Merkenrecht. Parallelimport. Gedaagde Vivon krijgt van Amerikaanse distributeur van eiser Zoll hartdefibrillatoren geleverd (de Zoll AED Plus), die gedaagde Vivon in Nederland verkoopt. Eiser stelt dat het merkrecht niet is uitgeput, omdat de distributeur niet gerechtigd was de goederen buiten de VS te verkopen. De voorzieningenrechter oordeelt echter dat de toestemming per email door een van eisers eigen sales managers afdoende is om uitputting wel aan te nemen. De latere  intrekking doet aan die eerder gegeven toestemming niet af. Wel aanpassing algemene voorwaarden. De kosten van de juridisch adviseur zijn aan te merken als ‘andere kosten’ in de zin van artikel 1019h Rv.
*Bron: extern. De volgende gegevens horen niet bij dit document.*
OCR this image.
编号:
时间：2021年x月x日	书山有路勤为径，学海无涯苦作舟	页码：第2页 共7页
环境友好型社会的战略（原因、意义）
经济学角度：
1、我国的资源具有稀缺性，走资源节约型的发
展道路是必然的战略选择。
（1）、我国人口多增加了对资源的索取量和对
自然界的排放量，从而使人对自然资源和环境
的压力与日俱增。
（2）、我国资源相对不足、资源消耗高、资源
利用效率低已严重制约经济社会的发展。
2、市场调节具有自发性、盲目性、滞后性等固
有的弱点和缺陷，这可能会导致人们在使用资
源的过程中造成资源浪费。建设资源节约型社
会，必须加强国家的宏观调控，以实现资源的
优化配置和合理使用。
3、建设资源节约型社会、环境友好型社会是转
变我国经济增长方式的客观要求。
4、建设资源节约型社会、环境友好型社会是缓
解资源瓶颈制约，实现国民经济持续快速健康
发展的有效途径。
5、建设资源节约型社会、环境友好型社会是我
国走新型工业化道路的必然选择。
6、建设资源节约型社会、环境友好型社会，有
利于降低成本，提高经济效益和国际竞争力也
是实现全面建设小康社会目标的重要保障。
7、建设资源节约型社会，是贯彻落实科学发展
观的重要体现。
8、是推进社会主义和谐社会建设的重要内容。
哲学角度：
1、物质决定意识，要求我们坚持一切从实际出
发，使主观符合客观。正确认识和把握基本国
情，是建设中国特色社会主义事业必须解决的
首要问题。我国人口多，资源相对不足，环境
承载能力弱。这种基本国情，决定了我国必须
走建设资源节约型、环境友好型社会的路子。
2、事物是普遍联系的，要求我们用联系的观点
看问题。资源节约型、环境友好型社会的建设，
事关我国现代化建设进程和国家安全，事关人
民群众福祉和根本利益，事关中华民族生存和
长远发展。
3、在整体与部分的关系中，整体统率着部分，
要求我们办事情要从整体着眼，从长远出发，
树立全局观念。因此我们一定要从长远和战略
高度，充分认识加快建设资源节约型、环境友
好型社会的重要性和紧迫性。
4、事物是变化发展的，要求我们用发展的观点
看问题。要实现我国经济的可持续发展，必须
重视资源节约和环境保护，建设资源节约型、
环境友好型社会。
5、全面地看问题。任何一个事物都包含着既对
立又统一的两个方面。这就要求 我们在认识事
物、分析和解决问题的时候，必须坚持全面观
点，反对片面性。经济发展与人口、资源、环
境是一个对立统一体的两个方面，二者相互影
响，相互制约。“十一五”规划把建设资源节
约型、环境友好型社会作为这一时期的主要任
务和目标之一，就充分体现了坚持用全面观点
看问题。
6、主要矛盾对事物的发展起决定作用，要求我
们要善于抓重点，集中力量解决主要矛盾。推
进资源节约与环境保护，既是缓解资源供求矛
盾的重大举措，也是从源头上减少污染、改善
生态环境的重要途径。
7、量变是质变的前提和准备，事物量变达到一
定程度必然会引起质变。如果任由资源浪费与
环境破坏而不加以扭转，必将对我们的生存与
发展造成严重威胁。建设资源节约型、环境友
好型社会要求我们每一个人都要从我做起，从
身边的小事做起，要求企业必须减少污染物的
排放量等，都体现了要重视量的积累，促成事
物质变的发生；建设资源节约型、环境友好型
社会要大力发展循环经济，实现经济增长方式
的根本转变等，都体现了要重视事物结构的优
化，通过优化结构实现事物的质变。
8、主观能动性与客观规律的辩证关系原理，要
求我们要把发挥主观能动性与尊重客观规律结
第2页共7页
Uitputting: 4.9. Zoll bestrijdt niet dat Thompson de onder 2.6 vermelde e-mail aan Allied 100 heeft gestuurd. Daarvan uitgaande maakt die e-mail voldoende aannemelijk dat aan Allied 100 in het verleden daadwerkelijk toestemming is gegeven de apparatuur af te zetten in onder meer Nederland. Dat Thompson, zoals Zoll aanvoert, door misleiding tot deze verklaring is gekomen blijkt uit niets. 

4.10. Zoll stelt dat deze van de distributieovereenkomst afwijkende toestemming volgens de distributieovereenkomst alleen schriftelijk overeengekomen kan worden. Die stelling gaat niet op omdat vooralsnog niet kan worden geoordeeld dat de hiervoor onder 2.2 weergegeven bepaling de merkhouder zou toestaan op een latere mondeling gegeven toestemming terug te komen uitsluitend op de grond dat partijen zijn afgeweken van hetgeen zij eerder overeengekomen waren.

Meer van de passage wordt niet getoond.